Country Australia, Feminism and Reflections

I’m currently on holiday, an extended easter break, meandering through country Victoria and South Australia. Being originally from a country area in Victoria myself, this is a bit like getting back to my roots, although we’ve gone in a completely different direction from the place I grew up in.

It’s made me think about my up-bringing, and the paradoxical lack-of and abundance-of powerful female role models in country areas. Sure, there is often a lack of flexibility of gender roles in country towns, and often women are left carrying large burdens of full-time work and the bulk of the house work and parenting.

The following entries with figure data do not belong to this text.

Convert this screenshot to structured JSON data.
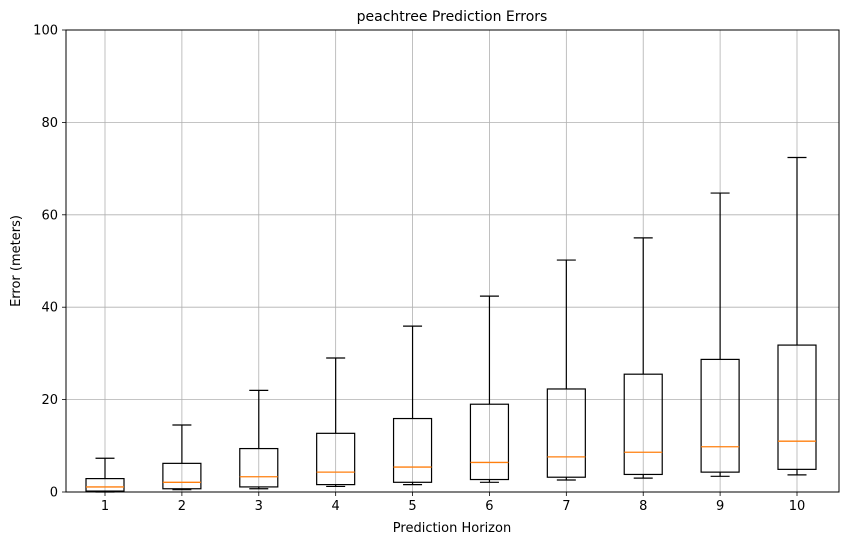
{
  "chart_data": {
    "type": "boxplot",
    "title": "peachtree Prediction Errors",
    "xlabel": "Prediction Horizon",
    "ylabel": "Error (meters)",
    "ylim": [
      0,
      100
    ],
    "yticks": [
      0,
      20,
      40,
      60,
      80,
      100
    ],
    "categories": [
      "1",
      "2",
      "3",
      "4",
      "5",
      "6",
      "7",
      "8",
      "9",
      "10"
    ],
    "boxes": [
      {
        "whisker_low": 0.0,
        "q1": 0.2,
        "median": 1.1,
        "q3": 2.9,
        "whisker_high": 7.3
      },
      {
        "whisker_low": 0.5,
        "q1": 0.7,
        "median": 2.1,
        "q3": 6.2,
        "whisker_high": 14.5
      },
      {
        "whisker_low": 0.7,
        "q1": 1.1,
        "median": 3.3,
        "q3": 9.4,
        "whisker_high": 22.0
      },
      {
        "whisker_low": 1.2,
        "q1": 1.6,
        "median": 4.3,
        "q3": 12.7,
        "whisker_high": 29.0
      },
      {
        "whisker_low": 1.6,
        "q1": 2.1,
        "median": 5.4,
        "q3": 15.9,
        "whisker_high": 35.9
      },
      {
        "whisker_low": 2.1,
        "q1": 2.7,
        "median": 6.4,
        "q3": 19.0,
        "whisker_high": 42.4
      },
      {
        "whisker_low": 2.6,
        "q1": 3.2,
        "median": 7.6,
        "q3": 22.3,
        "whisker_high": 50.2
      },
      {
        "whisker_low": 3.0,
        "q1": 3.8,
        "median": 8.6,
        "q3": 25.5,
        "whisker_high": 55.0
      },
      {
        "whisker_low": 3.4,
        "q1": 4.3,
        "median": 9.8,
        "q3": 28.7,
        "whisker_high": 64.7
      },
      {
        "whisker_low": 3.7,
        "q1": 4.9,
        "median": 11.0,
        "q3": 31.8,
        "whisker_high": 72.4
      }
    ],
    "grid": true,
    "colors": {
      "box": "#000000",
      "median": "#ff7f0e",
      "grid": "#b0b0b0"
    }
  }
}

I don’t want to romanticise this, and it’s a huge reason why I’m relieved to be living in a city where it’s not unusual for gender roles to be questioned and transcended (although this is still painful in cities as well). But it’s unhelpful and incorrect to generalise Australian country towns as old-fashioned places where feminism doesn’t exist.

Some of the strongest women role models I’ve known have been from country Australia, defying all of the entrenched crap that comes along with a more conservative community that you often find in country areas. Whilst they weren’t ever business leaders, or successful CEO’s, they were amazingly talented at their job, and had often got to the level they were at in defiance/in spite of the boys club that comes with most professions in these areas. I don’t mean that these professions don’t have boys clubs in the cities, or that everyone in country areas is a social conservative, but the general picture is often this way.

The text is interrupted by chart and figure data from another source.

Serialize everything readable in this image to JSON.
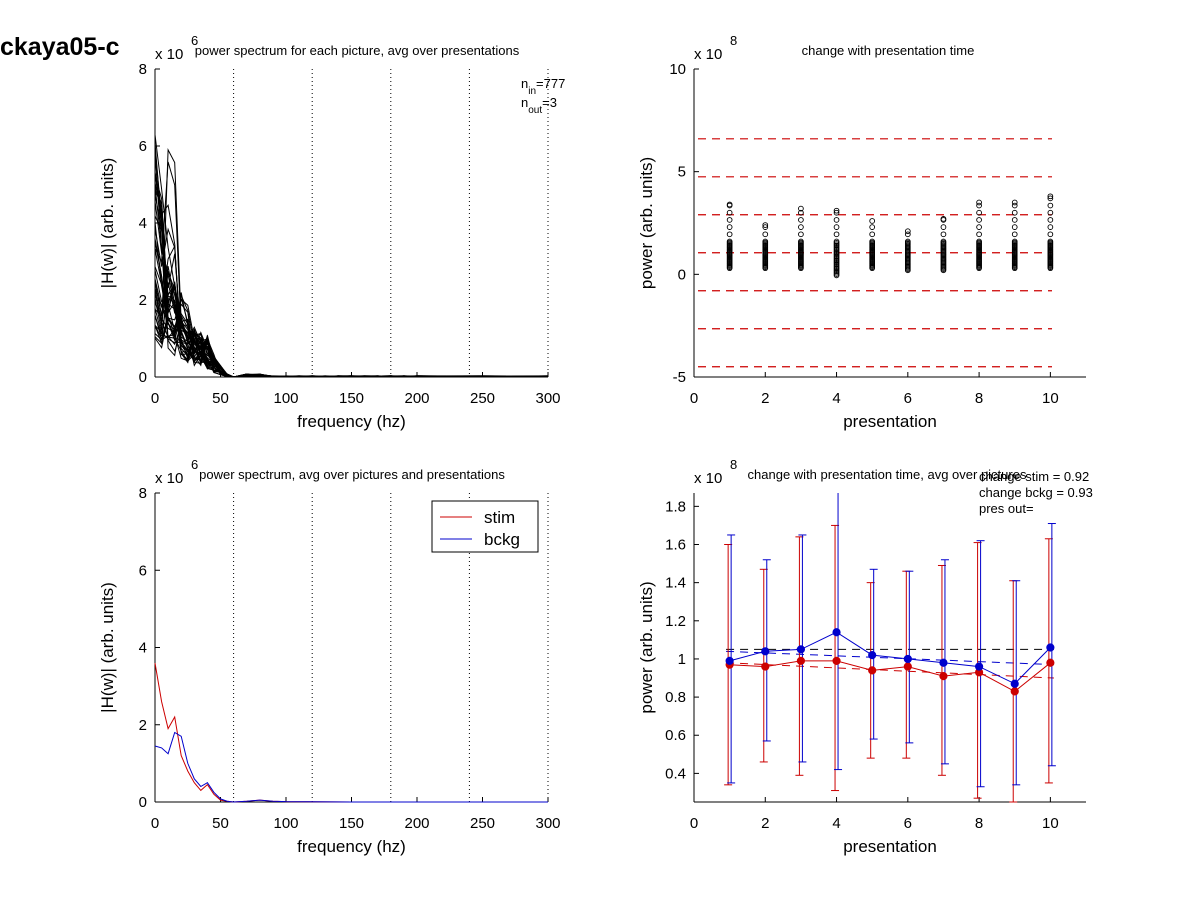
{
  "figure_title": "ckaya05-c",
  "chart_data": [
    {
      "type": "line",
      "title": "power spectrum for each picture, avg over presentations",
      "xlabel": "frequency (hz)",
      "ylabel": "|H(w)| (arb. units)",
      "xlim": [
        0,
        300
      ],
      "ylim": [
        0,
        8
      ],
      "xticks": [
        "0",
        "50",
        "100",
        "150",
        "200",
        "250",
        "300"
      ],
      "yticks": [
        "0",
        "2",
        "4",
        "6",
        "8"
      ],
      "y_multiplier_base": "x 10",
      "y_multiplier_exp": "6",
      "vlines": [
        60,
        120,
        180,
        240,
        300
      ],
      "annotation": {
        "n_in_label": "n",
        "n_in_sub": "in",
        "n_in_val": "=777",
        "n_out_label": "n",
        "n_out_sub": "out",
        "n_out_val": "=3"
      },
      "series_count": 40,
      "x": [
        0,
        5,
        10,
        15,
        20,
        25,
        30,
        35,
        40,
        45,
        50,
        55,
        60,
        70,
        80,
        90,
        100,
        110,
        120,
        130,
        140,
        150,
        160,
        170,
        180,
        190,
        200,
        250,
        300
      ],
      "envelope_note_values": {
        "peak_max": 6.3,
        "peak_at_hz": 2
      },
      "grid": false
    },
    {
      "type": "scatter",
      "title": "change with presentation time",
      "xlabel": "presentation",
      "ylabel": "power (arb. units)",
      "xlim": [
        0,
        11
      ],
      "ylim": [
        -5,
        10
      ],
      "xticks": [
        "0",
        "2",
        "4",
        "6",
        "8",
        "10"
      ],
      "yticks": [
        "-5",
        "0",
        "5",
        "10"
      ],
      "y_multiplier_base": "x 10",
      "y_multiplier_exp": "8",
      "hlines": [
        6.6,
        4.75,
        2.9,
        1.05,
        -0.8,
        -2.65,
        -4.5
      ],
      "hline_color": "#cc0000",
      "column_max": [
        3.4,
        2.4,
        3.2,
        3.1,
        2.6,
        2.1,
        2.7,
        3.5,
        3.5,
        3.8
      ],
      "column_min": [
        0.3,
        0.3,
        0.3,
        -0.05,
        0.3,
        0.2,
        0.2,
        0.3,
        0.3,
        0.3
      ],
      "grid": false
    },
    {
      "type": "line",
      "title": "power spectrum, avg over pictures and presentations",
      "xlabel": "frequency (hz)",
      "ylabel": "|H(w)| (arb. units)",
      "xlim": [
        0,
        300
      ],
      "ylim": [
        0,
        8
      ],
      "xticks": [
        "0",
        "50",
        "100",
        "150",
        "200",
        "250",
        "300"
      ],
      "yticks": [
        "0",
        "2",
        "4",
        "6",
        "8"
      ],
      "y_multiplier_base": "x 10",
      "y_multiplier_exp": "6",
      "vlines": [
        60,
        120,
        180,
        240,
        300
      ],
      "legend_position": "top-right",
      "x": [
        0,
        5,
        10,
        15,
        20,
        25,
        30,
        35,
        40,
        45,
        50,
        55,
        60,
        70,
        80,
        90,
        100,
        150,
        200,
        250,
        300
      ],
      "series": [
        {
          "name": "stim",
          "color": "#cc0000",
          "values": [
            3.6,
            2.6,
            1.9,
            2.2,
            1.2,
            0.8,
            0.5,
            0.3,
            0.45,
            0.2,
            0.05,
            0.02,
            0.0,
            0.02,
            0.05,
            0.02,
            0.01,
            0.0,
            0.0,
            0.0,
            0.0
          ]
        },
        {
          "name": "bckg",
          "color": "#0000cc",
          "values": [
            1.45,
            1.4,
            1.25,
            1.8,
            1.7,
            1.0,
            0.6,
            0.4,
            0.5,
            0.25,
            0.08,
            0.02,
            0.0,
            0.02,
            0.05,
            0.02,
            0.01,
            0.0,
            0.0,
            0.0,
            0.0
          ]
        }
      ],
      "grid": false
    },
    {
      "type": "line",
      "title": "change with presentation time, avg over pictures",
      "xlabel": "presentation",
      "ylabel": "power (arb. units)",
      "xlim": [
        0,
        11
      ],
      "ylim": [
        0.25,
        1.87
      ],
      "xticks": [
        "0",
        "2",
        "4",
        "6",
        "8",
        "10"
      ],
      "yticks": [
        "0.4",
        "0.6",
        "0.8",
        "1",
        "1.2",
        "1.4",
        "1.6",
        "1.8"
      ],
      "y_multiplier_base": "x 10",
      "y_multiplier_exp": "8",
      "stats_text": [
        "change stim = 0.92",
        "change bckg = 0.93",
        "pres out="
      ],
      "x": [
        1,
        2,
        3,
        4,
        5,
        6,
        7,
        8,
        9,
        10
      ],
      "series": [
        {
          "name": "stim",
          "color": "#cc0000",
          "values": [
            0.97,
            0.96,
            0.99,
            0.99,
            0.94,
            0.96,
            0.91,
            0.93,
            0.83,
            0.98
          ],
          "err_low": [
            0.34,
            0.46,
            0.39,
            0.31,
            0.48,
            0.48,
            0.39,
            0.27,
            0.25,
            0.35
          ],
          "err_high": [
            1.6,
            1.47,
            1.64,
            1.7,
            1.4,
            1.46,
            1.49,
            1.61,
            1.41,
            1.63
          ]
        },
        {
          "name": "bckg",
          "color": "#0000cc",
          "values": [
            0.99,
            1.04,
            1.05,
            1.14,
            1.02,
            1.0,
            0.98,
            0.96,
            0.87,
            1.06
          ],
          "err_low": [
            0.35,
            0.57,
            0.46,
            0.42,
            0.58,
            0.56,
            0.45,
            0.33,
            0.34,
            0.44
          ],
          "err_high": [
            1.65,
            1.52,
            1.65,
            1.9,
            1.47,
            1.46,
            1.52,
            1.62,
            1.41,
            1.71
          ]
        }
      ],
      "ref_lines": [
        {
          "color": "#000000",
          "x0": 0.9,
          "x1": 10.1,
          "y0": 1.05,
          "y1": 1.05
        },
        {
          "color": "#0000cc",
          "x0": 0.9,
          "x1": 10.1,
          "y0": 1.04,
          "y1": 0.97
        },
        {
          "color": "#cc0000",
          "x0": 0.9,
          "x1": 10.1,
          "y0": 0.98,
          "y1": 0.9
        }
      ],
      "grid": false
    }
  ]
}
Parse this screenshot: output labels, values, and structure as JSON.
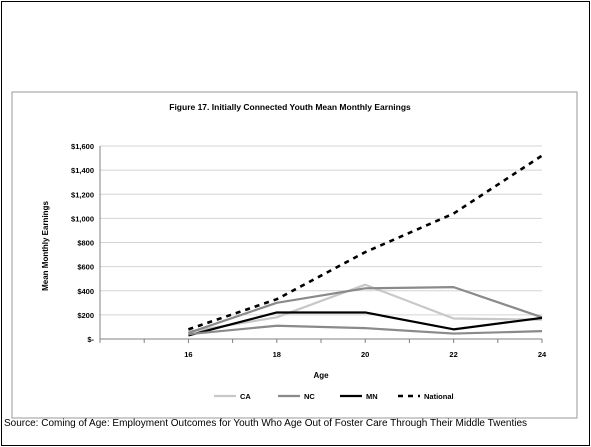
{
  "chart_data": {
    "type": "line",
    "title": "Figure 17. Initially Connected Youth Mean Monthly Earnings",
    "xlabel": "Age",
    "ylabel": "Mean Monthly Earnings",
    "x": [
      16,
      18,
      20,
      22,
      24
    ],
    "x_tick_labels": [
      "16",
      "18",
      "20",
      "22",
      "24"
    ],
    "ylim": [
      0,
      1600
    ],
    "y_ticks": [
      0,
      200,
      400,
      600,
      800,
      1000,
      1200,
      1400,
      1600
    ],
    "y_tick_labels": [
      "$-",
      "$200",
      "$400",
      "$600",
      "$800",
      "$1,000",
      "$1,200",
      "$1,400",
      "$1,600"
    ],
    "grid": true,
    "legend_position": "bottom",
    "series": [
      {
        "name": "CA",
        "values": [
          60,
          180,
          450,
          170,
          160
        ],
        "color": "#c8c8c8",
        "style": "solid"
      },
      {
        "name": "NC",
        "values": [
          50,
          300,
          420,
          430,
          180
        ],
        "color": "#8a8a8a",
        "style": "solid"
      },
      {
        "name": "MN",
        "values": [
          30,
          220,
          220,
          80,
          175
        ],
        "color": "#000000",
        "style": "solid"
      },
      {
        "name": "",
        "values": [
          40,
          110,
          90,
          45,
          65
        ],
        "color": "#8a8a8a",
        "style": "solid"
      },
      {
        "name": "National",
        "values": [
          80,
          330,
          720,
          1040,
          1520
        ],
        "color": "#000000",
        "style": "dashed"
      }
    ]
  },
  "source": "Source: Coming of Age: Employment Outcomes for Youth Who Age Out of Foster Care Through Their Middle Twenties"
}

At the end of year 12 I remember considering the number of women in business in the town I had grown up in. I know I couldn’t think of a single woman who was in business in the town without a male business partner, and that those in any kind of business were few and far between. This is how I was encouraged to think about female role models at the time. I know now that I was often surrounded by women I respected and found inspiring, for many different reasons, because they were strong and brilliant, and were doing things they loved. Looking around these country towns I’m staying in and travelling though, I am reminded of those women, and wonder how many I am meeting and observing just like them along the way.